In Python Command-Line
# Set device usage with --device parameter
# --device cuda:1 # Single device setting
# --device "['cuda:0', 'cuda:1']" # Distribute model equally across devices
# --device "{'cuda:0': 10, 'cuda:1': 5, 'cpu': 1}" # Set proportional deployment across devices
Within ftllm
from ftllm import llm
# Configure before model creation
llm.set_device_map("cuda:0") # Single device deployment
llm.set_device_map(["cuda:0", "cuda:1"]) # Equal distribution across devices
llm.set_device_map({"cuda:0": 10, "cuda:1": 5, "cpu": 1}) # Proportional distribution
C++ Multi-Device Usage
// Configure before model creation
fastllm::SetDeviceMap({{"cuda:0", 10}, {"cuda:1", 5}, {"cpu", 1}}); // Proportional distribution across devices
Docker Compilation and Execution
For Docker execution, NVIDIA Runtime must be installed locally, and the default runtime should be set to NVIDIA.
-
Install nvidia-container-runtime:
sudo apt-get install nvidia-container-runtime
-
Set Docker default runtime to NVIDIA by editing
/etc/docker/daemon.json
. -
Download Converted Models to the models directory.
-
Compile and Launch web UI:
DOCKER_BUILDKIT=0 docker compose up -d --build
Running on Android
Compilation
To compile for Android, download the NDK tool.

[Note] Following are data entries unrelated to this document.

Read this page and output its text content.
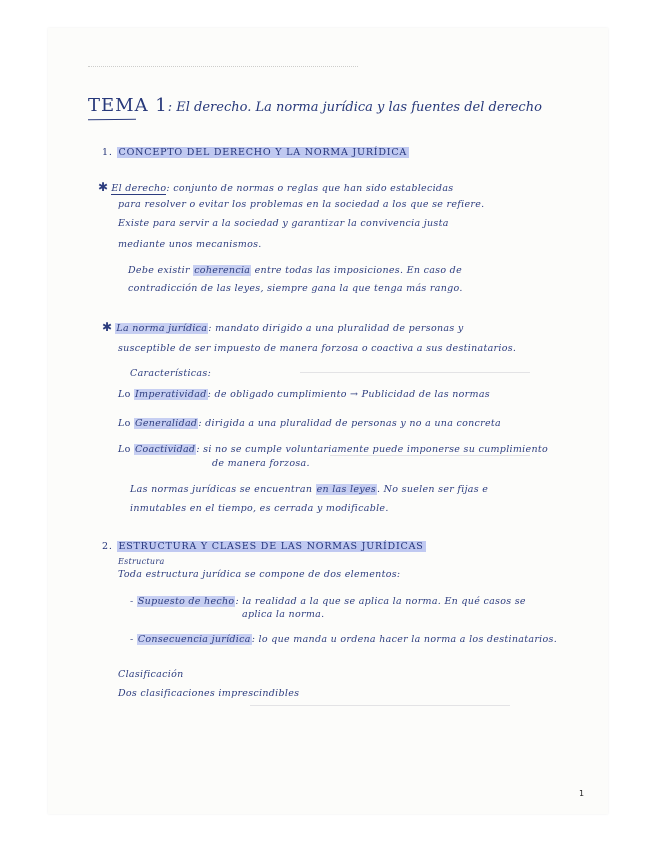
TEMA 1: El derecho. La norma jurídica y las fuentes del derecho
1. CONCEPTO DEL DERECHO Y LA NORMA JURÍDICA
✱ El derecho: conjunto de normas o reglas que han sido establecidas
para resolver o evitar los problemas en la sociedad a los que se refiere.
Existe para servir a la sociedad y garantizar la convivencia justa
mediante unos mecanismos.
Debe existir coherencia entre todas las imposiciones. En caso de
contradicción de las leyes, siempre gana la que tenga más rango.
✱ La norma jurídica: mandato dirigido a una pluralidad de personas y
susceptible de ser impuesto de manera forzosa o coactiva a sus destinatarios.
Características:
Lo Imperatividad: de obligado cumplimiento → Publicidad de las normas
Lo Generalidad: dirigida a una pluralidad de personas y no a una concreta
Lo Coactividad: si no se cumple voluntariamente puede imponerse su cumplimiento
de manera forzosa.
Las normas jurídicas se encuentran en las leyes. No suelen ser fijas e
inmutables en el tiempo, es cerrada y modificable.
2. ESTRUCTURA Y CLASES DE LAS NORMAS JURÍDICAS
Estructura
Toda estructura jurídica se compone de dos elementos:
- Supuesto de hecho: la realidad a la que se aplica la norma. En qué casos se
aplica la norma.
- Consecuencia jurídica: lo que manda u ordena hacer la norma a los destinatarios.
Clasificación
Dos clasificaciones imprescindibles
1
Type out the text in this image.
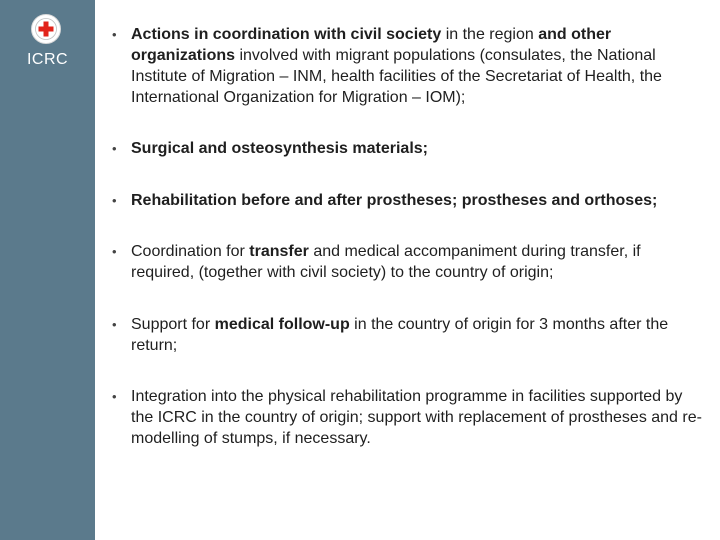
ICRC
• Actions in coordination with civil society in the region and other organizations involved with migrant populations (consulates, the National Institute of Migration – INM, health facilities of the Secretariat of Health, the International Organization for Migration – IOM);
• Surgical and osteosynthesis materials;
• Rehabilitation before and after prostheses; prostheses and orthoses;
• Coordination for transfer and medical accompaniment during transfer, if required, (together with civil society) to the country of origin;
• Support for medical follow-up in the country of origin for 3 months after the return;
• Integration into the physical rehabilitation programme in facilities supported by the ICRC in the country of origin; support with replacement of prostheses and re-modelling of stumps, if necessary.
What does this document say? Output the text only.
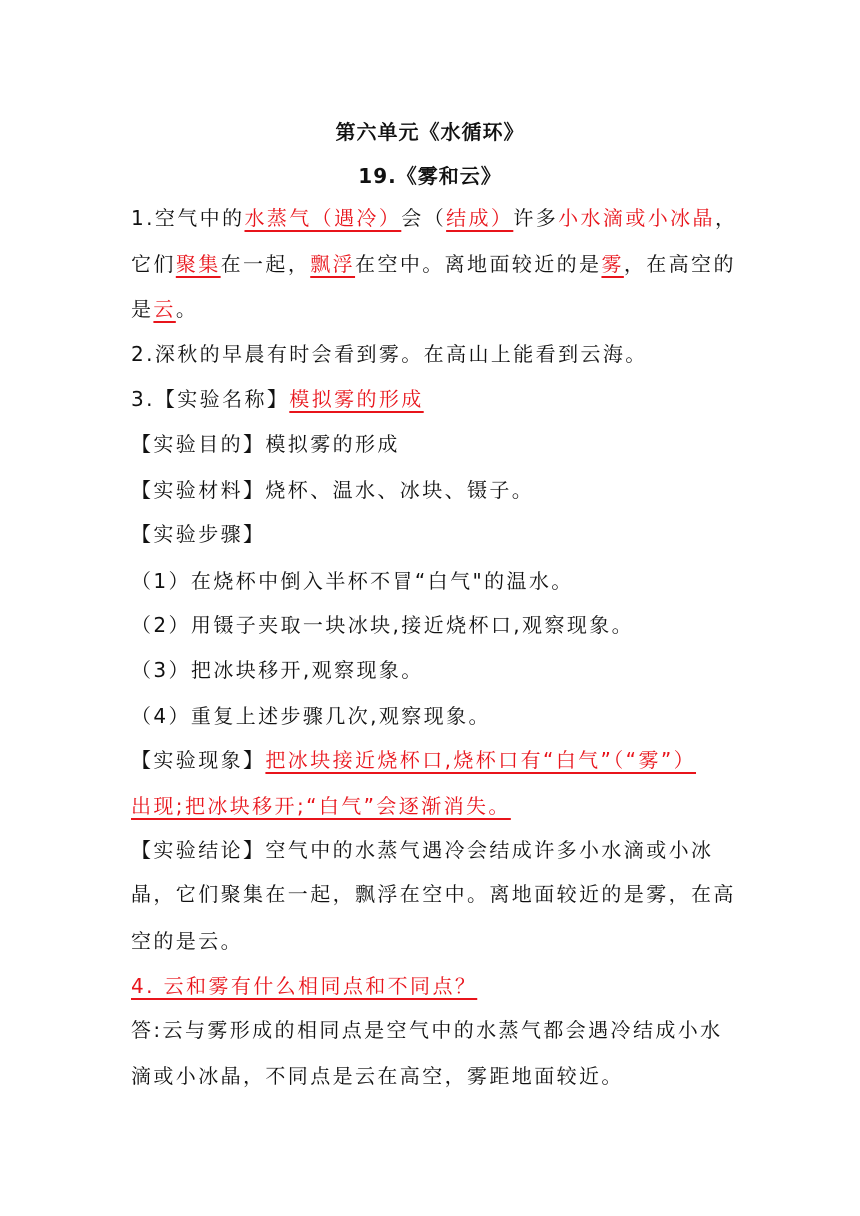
第六单元《水循环》
19.《雾和云》
1.空气中的水蒸气（遇冷）会（结成）许多小水滴或小冰晶，
它们聚集在一起，飘浮在空中。离地面较近的是雾，在高空的
是云。
2.深秋的早晨有时会看到雾。在高山上能看到云海。
3.【实验名称】模拟雾的形成
【实验目的】模拟雾的形成
【实验材料】烧杯、温水、冰块、镊子。
【实验步骤】
（1）在烧杯中倒入半杯不冒“白气"的温水。
（2）用镊子夹取一块冰块,接近烧杯口,观察现象。
（3）把冰块移开,观察现象。
（4）重复上述步骤几次,观察现象。
【实验现象】把冰块接近烧杯口,烧杯口有“白气”（“雾”）
出现;把冰块移开;“白气”会逐渐消失。
【实验结论】空气中的水蒸气遇冷会结成许多小水滴或小冰
晶，它们聚集在一起，飘浮在空中。离地面较近的是雾，在高
空的是云。
4. 云和雾有什么相同点和不同点？
答:云与雾形成的相同点是空气中的水蒸气都会遇冷结成小水
滴或小冰晶，不同点是云在高空，雾距地面较近。
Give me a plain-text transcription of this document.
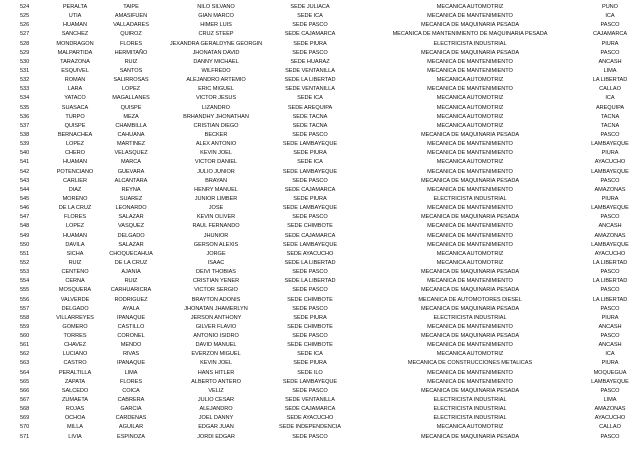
524	PERALTA	TAIPE	NILO SILVANO	SEDE JULIACA	MECANICA AUTOMOTRIZ	PUNO
525	UTIA	AMASIFUEN	GIAN MARCO	SEDE ICA	MECANICA DE MANTENIMIENTO	ICA
526	HUAMAN	VALLADARES	HIMER LUIS	SEDE PASCO	MECANICA DE MAQUINARIA PESADA	PASCO
527	SANCHEZ	QUIROZ	CRUZ STEEP	SEDE CAJAMARCA	MECANICA DE MANTENIMIENTO DE MAQUINARIA PESADA	CAJAMARCA
528	MONDRAGON	FLORES	JEXANDRA GERALDYNE GEORGIN	SEDE PIURA	ELECTRICISTA INDUSTRIAL	PIURA
529	MALPARTIDA	HERMITAÑO	JHONATAN DAVID	SEDE PASCO	MECANICA DE MAQUINARIA PESADA	PASCO
530	TARAZONA	RUIZ	DANNY MICHAEL	SEDE HUARAZ	MECANICA DE MANTENIMIENTO	ANCASH
531	ESQUIVEL	SANTOS	WILFREDO	SEDE VENTANILLA	MECANICA DE MANTENIMIENTO	LIMA
532	ROMAN	SALIRROSAS	ALEJANDRO ARTEMIO	SEDE LA LIBERTAD	MECANICA AUTOMOTRIZ	LA LIBERTAD
533	LARA	LOPEZ	ERIC MIGUEL	SEDE VENTANILLA	MECANICA DE MANTENIMIENTO	CALLAO
534	YATACO	MAGALLANES	VICTOR JESUS	SEDE ICA	MECANICA AUTOMOTRIZ	ICA
535	SUASACA	QUISPE	LIZANDRO	SEDE AREQUIPA	MECANICA AUTOMOTRIZ	AREQUIPA
536	TURPO	MEZA	BRHANDHY JHONATHAN	SEDE TACNA	MECANICA AUTOMOTRIZ	TACNA
537	QUISPE	CHAMBILLA	CRISTIAN DIEGO	SEDE TACNA	MECANICA AUTOMOTRIZ	TACNA
538	BERNACHEA	CAHUANA	BECKER	SEDE PASCO	MECANICA DE MAQUINARIA PESADA	PASCO
539	LOPEZ	MARTINEZ	ALEX ANTONIO	SEDE LAMBAYEQUE	MECANICA DE MANTENIMIENTO	LAMBAYEQUE
540	CHERO	VELASQUEZ	KEVIN JOEL	SEDE PIURA	MECANICA DE MANTENIMIENTO	PIURA
541	HUAMAN	MARCA	VICTOR DANIEL	SEDE ICA	MECANICA AUTOMOTRIZ	AYACUCHO
542	POTENCIANO	GUEVARA	JULIO JUNIOR	SEDE LAMBAYEQUE	MECANICA DE MANTENIMIENTO	LAMBAYEQUE
543	CARLIER	ALCANTARA	BRAYAN	SEDE PASCO	MECANICA DE MAQUINARIA PESADA	PASCO
544	DIAZ	REYNA	HENRY MANUEL	SEDE CAJAMARCA	MECANICA DE MANTENIMIENTO	AMAZONAS
545	MORENO	SUAREZ	JUNIOR LIMBER	SEDE PIURA	ELECTRICISTA INDUSTRIAL	PIURA
546	DE LA CRUZ	LEONARDO	JOSE	SEDE LAMBAYEQUE	MECANICA DE MANTENIMIENTO	LAMBAYEQUE
547	FLORES	SALAZAR	KEVIN OLIVER	SEDE PASCO	MECANICA DE MAQUINARIA PESADA	PASCO
548	LOPEZ	VASQUEZ	RAUL FERNANDO	SEDE CHIMBOTE	MECANICA DE MANTENIMIENTO	ANCASH
549	HUAMAN	DELGADO	JHUNIOR	SEDE CAJAMARCA	MECANICA DE MANTENIMIENTO	AMAZONAS
550	DAVILA	SALAZAR	GERSON ALEXIS	SEDE LAMBAYEQUE	MECANICA DE MANTENIMIENTO	LAMBAYEQUE
551	SICHA	CHOQUECAHUA	JORGE	SEDE AYACUCHO	MECANICA AUTOMOTRIZ	AYACUCHO
552	RUIZ	DE LA CRUZ	ISAAC	SEDE LA LIBERTAD	MECANICA AUTOMOTRIZ	LA LIBERTAD
553	CENTENO	AJANIA	DEIVI THOBIAS	SEDE PASCO	MECANICA DE MAQUINARIA PESADA	PASCO
554	CERNA	RUIZ	CRISTIAN YENER	SEDE LA LIBERTAD	MECANICA DE MANTENIMIENTO	LA LIBERTAD
555	MOSQUERA	CARHUARICRA	VICTOR SERGIO	SEDE PASCO	MECANICA DE MAQUINARIA PESADA	PASCO
556	VALVERDE	RODRIGUEZ	BRAYTON ADONIS	SEDE CHIMBOTE	MECANICA DE AUTOMOTORES DIESEL	LA LIBERTAD
557	DELGADO	AYALA	JHONATAN JHAMERLYN	SEDE PASCO	MECANICA DE MAQUINARIA PESADA	PASCO
558	VILLARREYES	IPANAQUE	JERSON ANTHONY	SEDE PIURA	ELECTRICISTA INDUSTRIAL	PIURA
559	GOMERO	CASTILLO	GILVER FLAVIO	SEDE CHIMBOTE	MECANICA DE MANTENIMIENTO	ANCASH
560	TORRES	CORONEL	ANTONIO ISIDRO	SEDE PASCO	MECANICA DE MAQUINARIA PESADA	PASCO
561	CHAVEZ	MENDO	DAVID MANUEL	SEDE CHIMBOTE	MECANICA DE MANTENIMIENTO	ANCASH
562	LUCIANO	RIVAS	EVERZON MIGUEL	SEDE ICA	MECANICA AUTOMOTRIZ	ICA
563	CASTRO	IPANAQUE	KEVIN JOEL	SEDE PIURA	MECANICA DE CONSTRUCCIONES METALICAS	PIURA
564	PERALTILLA	LIMA	HANS HITLER	SEDE ILO	MECANICA DE MANTENIMIENTO	MOQUEGUA
565	ZAPATA	FLORES	ALBERTO ANTERO	SEDE LAMBAYEQUE	MECANICA DE MANTENIMIENTO	LAMBAYEQUE
566	SALCEDO	COICA	VELIZ	SEDE PASCO	MECANICA DE MAQUINARIA PESADA	PASCO
567	ZUMAETA	CABRERA	JULIO CESAR	SEDE VENTANILLA	ELECTRICISTA INDUSTRIAL	LIMA
568	ROJAS	GARCIA	ALEJANDRO	SEDE CAJAMARCA	ELECTRICISTA INDUSTRIAL	AMAZONAS
569	OCHOA	CARDENAS	JOEL DANNY	SEDE AYACUCHO	ELECTRICISTA INDUSTRIAL	AYACUCHO
570	MILLA	AGUILAR	EDGAR JUAN	SEDE INDEPENDENCIA	MECANICA AUTOMOTRIZ	CALLAO
571	LIVIA	ESPINOZA	JORDI EDGAR	SEDE PASCO	MECANICA DE MAQUINARIA PESADA	PASCO
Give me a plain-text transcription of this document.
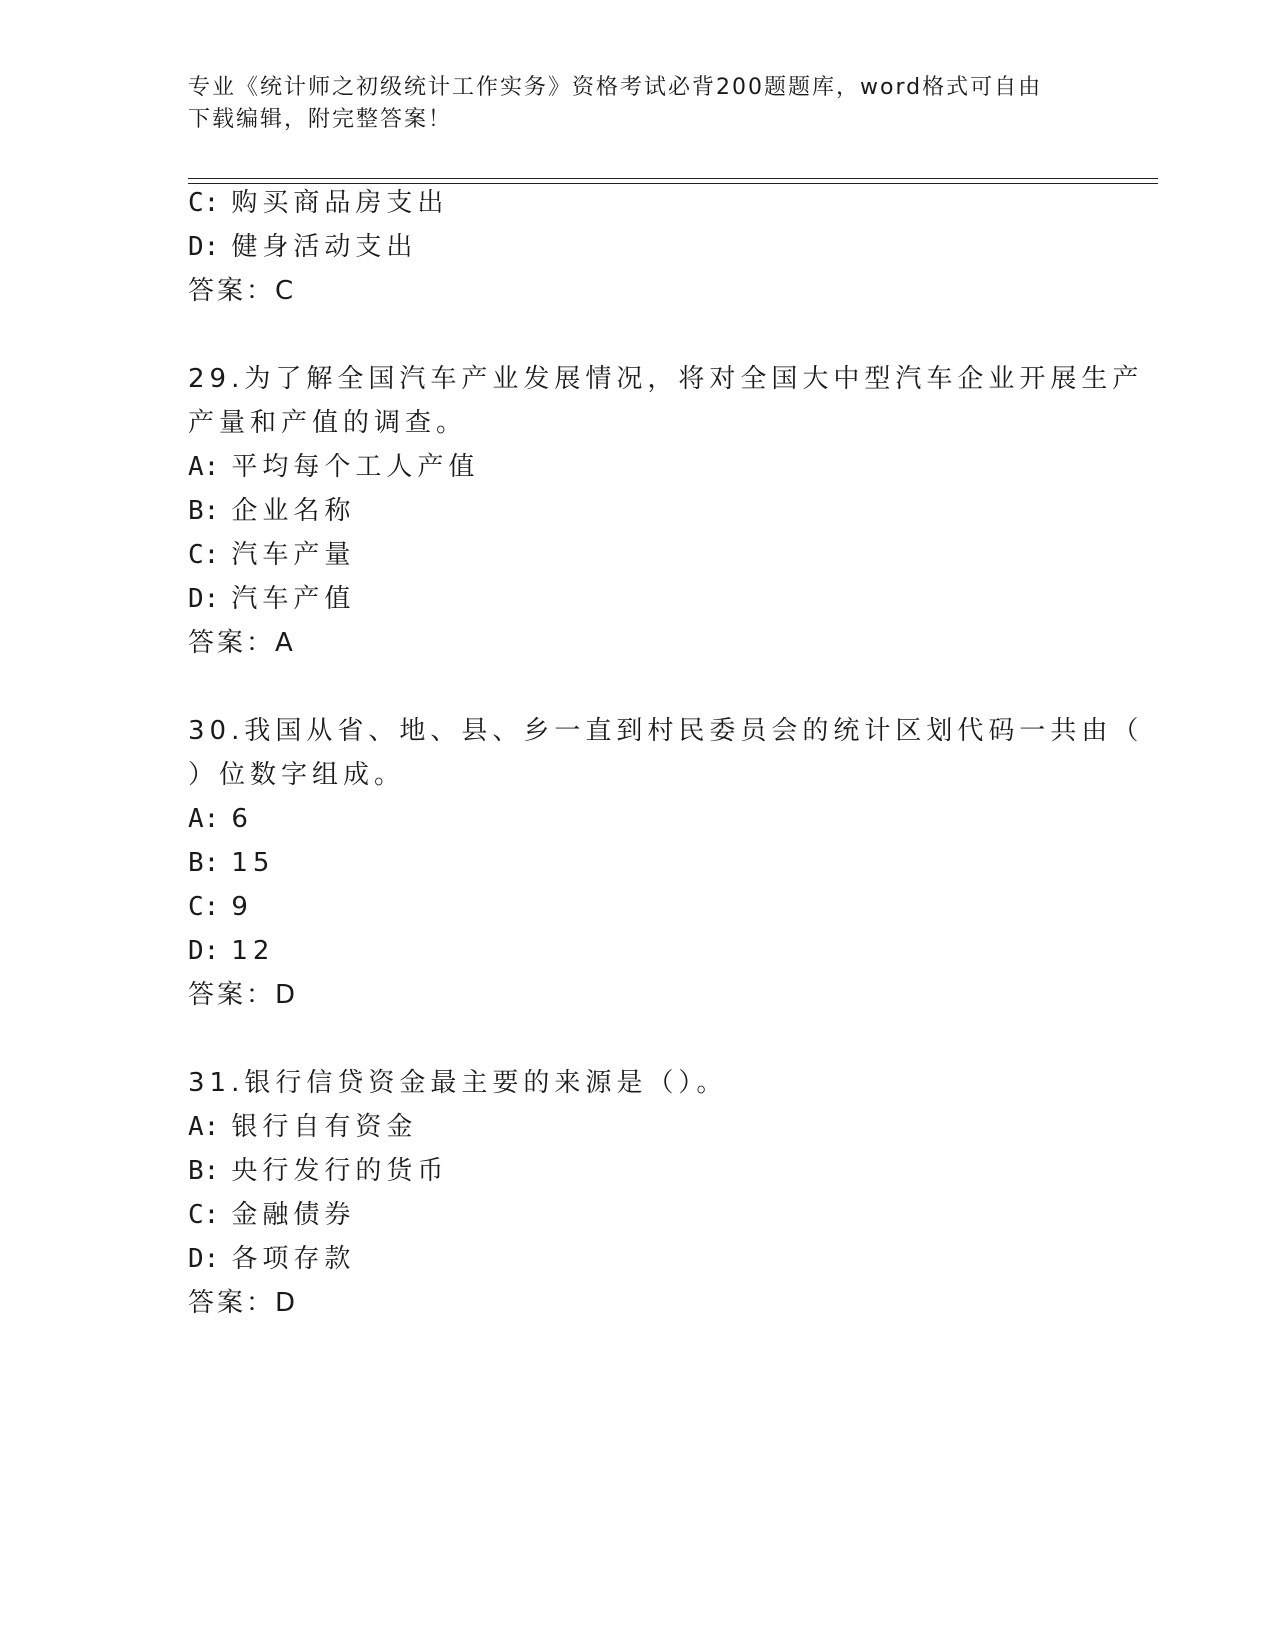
专业《统计师之初级统计工作实务》资格考试必背200题题库，word格式可自由
下载编辑，附完整答案！
C: 购买商品房支出
D: 健身活动支出
答案：C
29.为了解全国汽车产业发展情况，将对全国大中型汽车企业开展生产
产量和产值的调查。
A: 平均每个工人产值
B: 企业名称
C: 汽车产量
D: 汽车产值
答案：A
30.我国从省、地、县、乡一直到村民委员会的统计区划代码一共由（
）位数字组成。
A: 6
B: 15
C: 9
D: 12
答案：D
31.银行信贷资金最主要的来源是（）。
A: 银行自有资金
B: 央行发行的货币
C: 金融债券
D: 各项存款
答案：D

Alternatively, compilation can be done on the device itself using Termux with cmake and gcc.
mkdir build-android
cd build-android
export NDK=<your_ndk_directory>
cmake -DCMAKE_TOOLCHAIN_FILE=$NDK/build/cmake/android.toolchain.cmake -DANDROID_ABI=arm64-v8a -DANDROID_PLATFORM=android-23 -DCMAKE_CXX_FLAGS=-march=armv8.2a+dotprod ..
make -j
Execution
- Install Termux on the Android device.
- Use
termux-setup-storage
to enable file access. - Transfer the compiled
main
file and model files to the device. - Grant execution permission using
chmod 777 main
. - Execute the main file.
This introduction captures the essence and usability of fastllm, a robust tool for machine learning model deployment across varied computing platforms.